Sabaha karşı 4.00 gibi uyandığımda oğlum artık evde değildi. Şafak sökerken, köy sekreteri Cui Haolin beni aradı ve oğlumun kendisini asması üzerine öldüğünü söyledi.
Hemen onu aramaya gittim, ama onu evimizin çevresinde göremedim. Sonra Cui Haolin beni yönlendirdi. Evimizden yaklaşık 500 metre uzaklıktaki küçük tepede oğlumun bedeninin ağaçtan sarktığını gördüm.
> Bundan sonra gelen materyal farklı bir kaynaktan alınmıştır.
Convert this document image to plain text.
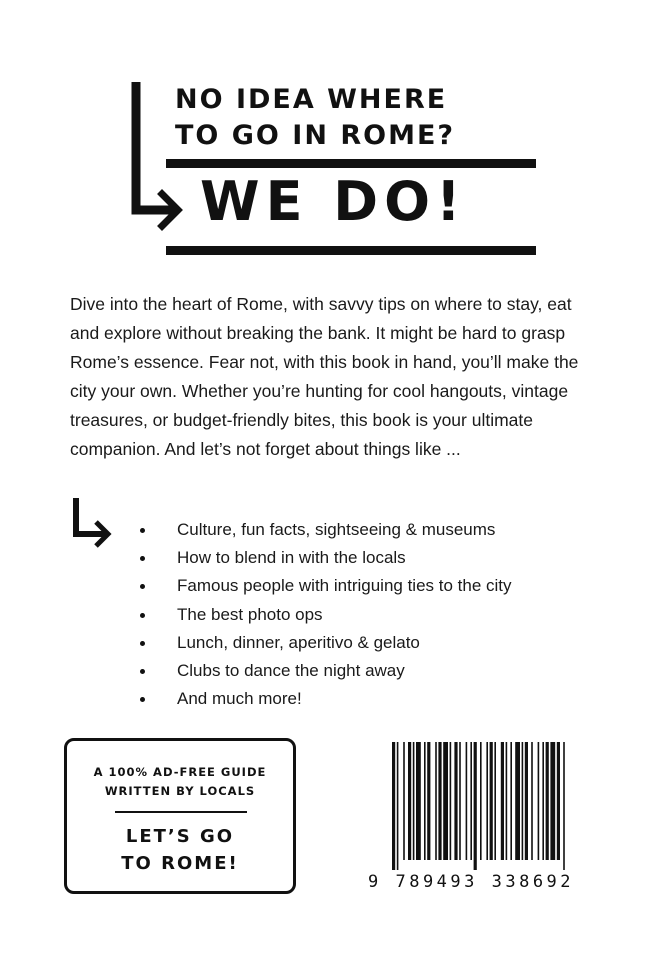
NO IDEA WHERE
TO GO IN ROME?
WE DO!
Dive into the heart of Rome, with savvy tips on where to stay, eat and explore without breaking the bank. It might be hard to grasp Rome’s essence. Fear not, with this book in hand, you’ll make the city your own. Whether you’re hunting for cool hangouts, vintage treasures, or budget-friendly bites, this book is your ultimate companion. And let’s not forget about things like ...
Culture, fun facts, sightseeing & museums
How to blend in with the locals
Famous people with intriguing ties to the city
The best photo ops
Lunch, dinner, aperitivo & gelato
Clubs to dance the night away
And much more!
A 100% AD-FREE GUIDE
WRITTEN BY LOCALS
LET’S GO
TO ROME!
9 789493 338692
Onu yere indirdikten sonra ipin bize ait olmadığını fark ettim. Asılarak ölenlerin hepsinin dillerinin dışarı çıktığını duymuştum. Ama oğlum öyle değildi. Aksine, vücudu kan ve morluklarla kaplıydı. Cui'ye oğlumu nasıl öğrendiğini sordum. Tepede bitki toplayan bir kişinin oğlumun cesedini keşfettiğini ve ona bundan bahsettiğini söyledi.
Etrafa baktım ve bir düzine polis memurunun yanı sıra köy muhasebecisi Li Xuezhe, köy güvenlik direktörleri Jin Rinan ve Jin Zhe ile başka bir köy yetkilisi olan Li Shenglie'yi gördüm. Orada köylüler yoktu.
Yetkililere, “Onu öldüresiye dövdünüz ve sonra da onu astınız.” diye bağırdım. Bunu tekrarlayıp durdum ve sonra memurlar tarafından eve sürüklendim.
Eşim ve ben oğlumuzun ölümüyle harap olduk. Hailin Polis Departmanından memurlar oğlumun cesedine el koydular ve rızamız veya imzamız olmadan yaktılar. Yine de kremasyon ücreti için 500 yuan ödememi emrettiler.
Bu noktadan sonra, yerel polis bizi izlemek için her gün evimize insanlar gönderdi. Başka insanlarla konuşmamıza izin vermediler. Bir keresinde kızım bizi ziyarete geldiğinde, evimizde memurları gördükten sonra gitti. Bu izleme yaklaşık altı ay sürdü. Çok fazla ziyaretçimiz olmadığını ve zulmü açığa vurmaktan korktuğumuzu gören polisler yavaş yavaş evimize gelmeyi kesti.
Şimdi yaklaşık 17 yıl geçti. Zulüm devam ediyor. Oğlum için nerede adalet arayacağımı bilmiyorum. Oğlumun ölümünden sorumlu olan yetkililerin hiçbiri suçlarından sorumlu tutulmadı.